When the new Crossroads Fellowship building in Jackson is finished, it will be immediately recognizable. But it won't look like a church.
And that's the way the congregation wants it.
Ken Lucy, co-chairman if Crossroad's building team, says every square inch of the 22,000-square-foot steel building "is going to be multipurpose in intent."
Lucy calls the building "simple and elegant." It won't look like a traditional church, but it will be a distinctive building that will draw people to it. There will be no steeple, no bell tower.
Even the crosses will be subtle -- one cross on the church's logo, and the window panes will be separated into four sections subtly by a cross.
"You're not going to get hit over the head with symbols coming in," Lucy said, "We may not walk around with crucifixes around our necks, but we have the love of Christ within our hearts and the Holy Spirit within us. We don't hit people with a Bible and say 'turn or burn.' It's just not how it works."
The facility will be the congregation's offering to Jackson and the surrounding area.
"We plan to share this building with the community," Lucy said.
Currently, the foundation and footings are being poured. Sometime before the end of September, Lucy said, the metal building will arrive on a truck from Mississippi to be erected at the site.
The area where services will be held will also function as a gymnasium with a regulation baseball floor and an area marked for volleyball. During services people will sit in chairs facing the stage where the church leaders will be. Rolling basketball goals will be brought in when groups come in to set up a game, Lucy said.
A suite of offices will occupy one side of the building. On the opposite wing will be a multipurpose room that can be divided into smaller rooms for smaller uses. The building will house rooms for a children's ministry and a dedicated, secure preschool facility. There will also be a caterer's kitchen, and men and women's showers and bathrooms.
Plans also include outdoor fields for softball, soccer and a sand volleyball pit. The church will be part of the community in a major way, Lucy said.
Crossroads is making its place in the Jackson community with this building, making it available for everything from dodge ball tournaments to wedding receptions.
"If the Optimists need a place to play youth basketball, there will be a place for it," Lucy said. "If an employee group or some other civic organization needs to host a special event, the building would be available for them to use it. We expect to be a place people think of when they're looking for a place to get married and do not have a church home or they're from two different congregations and need a middle side. Our building will be open to the community."
Ever since Crossroads Fellowship split amicably from First Baptist Church in Jackson in 2003, the congregation has worshipped at the Jackson High School auditorium. Vacation Bible school was held in the Jackson armory.
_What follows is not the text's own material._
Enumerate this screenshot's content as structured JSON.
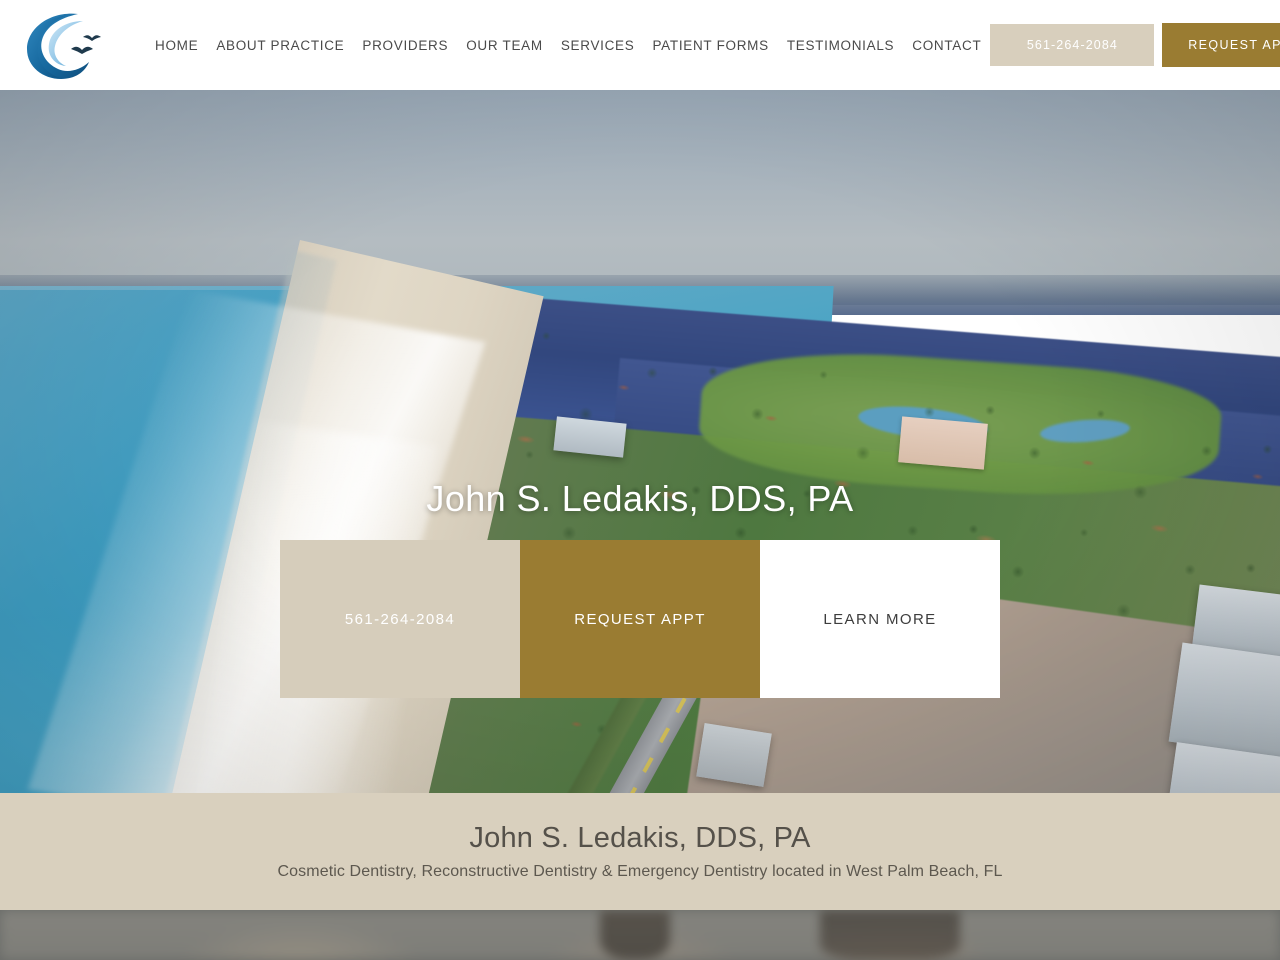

Other ministries are ongoing in other locations around town.
When the new structure is built, it will not only be a landmark with a 44-foot peak on its roof, it will be a place where the community can gather and the congregation can, in its own way, reach out to those who come there. Lucy said that for the people of Crossroads, being a contemporary church is more than singing contemporary hymns during worship.
"It's an approach actually that's reaching the community with the good news of Jesus Christ," he said.
The approach may be different, Lucy said, but it works.
"We're the only Baptist church that has a dance group in it," he said. "We have had people saved including a senior adult lady who came to church because she wanted to learn how to line dance. We taught her about country line dance and taught her about the love of Christ. That's what it's all about."
In the last three years, the congregation has amassed about 350 members and continues to grow.
"It's the Holy Spirit," Lucy said. "It certainly is not any smart thing we have done."
In that time, the congregation has also raised $650,000 in donations and pledges toward the $2.5 million project. But the members don't think raising the balance will be much of a problem. They don't have a lot of work to do to raise the rest.
"The Lord does," Lucy said. "It's up to him. He said build it and we did. It's up to him to say how it will be paid for."